I love trying to figure out what personalized license plates say. It’s like a mini puzzle right in front of you. Our family is the one in the minivan with the license plate that says “5with6”. You see, there are 5 of us in our family and we only have 6 kidneys between us.

Our oldest daughter, Christal, was one when she was diagnosed with “idiopathic (cause unknown) kidney disease and heart disease”. We were in and out of the hospital for five years, having multiple surgeries which included: double nephrectomy, g-tube placement and removal, peritoneal dialysis tube placement and removal, open heart surgery to remove her pulmonary valve, pulmonary artery stent placement, multiple angioplasties, and various other minor surgeries. The biggest surgery was when I donated my kidney to Christal when she was three.

After some minor setbacks (mild rejection) and medication changes, Christal’s kidney has been stable. This doesn’t mean she is without struggles medically. Being immunosuppressed has contributed to Christal dealing with pneumonia, E. Coli urinary tract infections, kidney infections, many sinus infections and abdominal migraines.

Despite all of this, Christal is now a senior in high school, on the swimming and cross-country ski teams, maintains a 3.6 grade point average, and is one awesome babysitter. Christal has been accepted to Pacific Lutheran University in Tacoma and is planning to pursue a nursing degree.

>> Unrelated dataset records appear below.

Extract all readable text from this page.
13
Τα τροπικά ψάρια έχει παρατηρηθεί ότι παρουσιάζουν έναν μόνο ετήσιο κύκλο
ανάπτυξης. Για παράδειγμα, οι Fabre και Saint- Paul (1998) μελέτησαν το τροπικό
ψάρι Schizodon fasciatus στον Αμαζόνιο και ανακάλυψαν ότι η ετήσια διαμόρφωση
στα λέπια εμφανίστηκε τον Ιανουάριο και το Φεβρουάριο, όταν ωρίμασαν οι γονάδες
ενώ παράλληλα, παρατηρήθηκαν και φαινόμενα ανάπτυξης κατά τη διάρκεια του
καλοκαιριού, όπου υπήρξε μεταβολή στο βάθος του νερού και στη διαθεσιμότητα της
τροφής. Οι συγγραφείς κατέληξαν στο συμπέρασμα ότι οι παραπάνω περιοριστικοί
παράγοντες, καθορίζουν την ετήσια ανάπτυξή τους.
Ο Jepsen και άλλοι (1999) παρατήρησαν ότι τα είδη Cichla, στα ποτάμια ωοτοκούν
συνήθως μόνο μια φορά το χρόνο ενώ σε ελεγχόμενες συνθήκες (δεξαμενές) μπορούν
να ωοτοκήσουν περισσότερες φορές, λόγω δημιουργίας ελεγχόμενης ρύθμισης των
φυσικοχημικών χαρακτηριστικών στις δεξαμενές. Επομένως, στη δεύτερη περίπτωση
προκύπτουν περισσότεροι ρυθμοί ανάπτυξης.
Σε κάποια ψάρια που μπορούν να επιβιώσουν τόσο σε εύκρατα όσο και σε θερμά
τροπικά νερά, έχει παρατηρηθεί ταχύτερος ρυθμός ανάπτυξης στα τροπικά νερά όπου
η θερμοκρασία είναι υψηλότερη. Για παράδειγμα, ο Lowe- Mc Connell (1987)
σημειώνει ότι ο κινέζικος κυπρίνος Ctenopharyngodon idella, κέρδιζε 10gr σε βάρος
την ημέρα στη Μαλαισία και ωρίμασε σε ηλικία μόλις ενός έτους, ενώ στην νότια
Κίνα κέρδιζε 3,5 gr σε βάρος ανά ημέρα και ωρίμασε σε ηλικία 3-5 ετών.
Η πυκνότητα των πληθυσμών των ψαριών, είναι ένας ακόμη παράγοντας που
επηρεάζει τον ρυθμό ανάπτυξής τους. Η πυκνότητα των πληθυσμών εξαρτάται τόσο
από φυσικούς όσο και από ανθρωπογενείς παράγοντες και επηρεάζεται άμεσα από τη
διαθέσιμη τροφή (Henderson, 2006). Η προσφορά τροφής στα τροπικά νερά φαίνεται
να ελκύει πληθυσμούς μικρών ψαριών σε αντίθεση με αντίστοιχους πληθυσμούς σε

Our third daughter Amanda was born when Christal was 9 and our middle daughter, Jenna Kate (the only one in the family with 2 kidneys now since she doesn’t have the disease), was 3. I knew the minute Amanda was born that she had the same thing that Christal had. With tears in his eyes, our pediatrician entered the room with the news when Amanda was 6 days old. Richard looked at me and said, “We can do this!” I knew he was right, but my heart was broken. To have to watch your child suffer multiple tests, blood draws surgery and pain was almost too much to bear. I am so lucky to be blessed with such a strong and dedicated husband and partner.

Due to a new genetic test, we were able to diagnose both girls with a type of genetic nephrotic syndrome. My husband, Richard, and I both have the same gene mutated on the DNA chain which causes the kidney/heart disease. This kind of kidney disease causes their kidneys not to hang on to enough Albumin, the protein that keeps your fluid in place in your body.

Thus, the girls had to have both kidneys removed, and be on peritoneal dialysis for a time before getting the transplant in order to “remove” the kidney disease from their bodies. Since we were so well versed in this whole process, we were able to hold off Amanda’s transplant because she was on a low sodium/protein powder supplemented diet for years.

Amanda received one of Richard’s kidneys when she was four. She has dealt with many of her own medical struggles: pneumonia, borderline rejection, scarring of her kidney, and a constant worry of cancer that is caused by the EBV virus she carries in her body.

Despite all of this, Amanda is now in third grade and loves basketball, volleyball, swimming and babies.

Words of wisdom from a “kidney mom”: YOU are your child’s most vigilant advocate. Don’t ever stop letting people in the healthcare industry know which parts of the process are difficult or sometimes even impossible. Be responsible and follow through because not everyone else does. Teach your children that while life is not always fair, it is precious and enjoyable. Teach them to be brave and strong. Teach them to never give up. Show them they can achieve ANYTHING no matter how hard it might seem.

While I would never wish our story on anyone, it is our story, and I am so proud of how all three of my beautiful daughters are turning out. “5with6” fits us perfectly!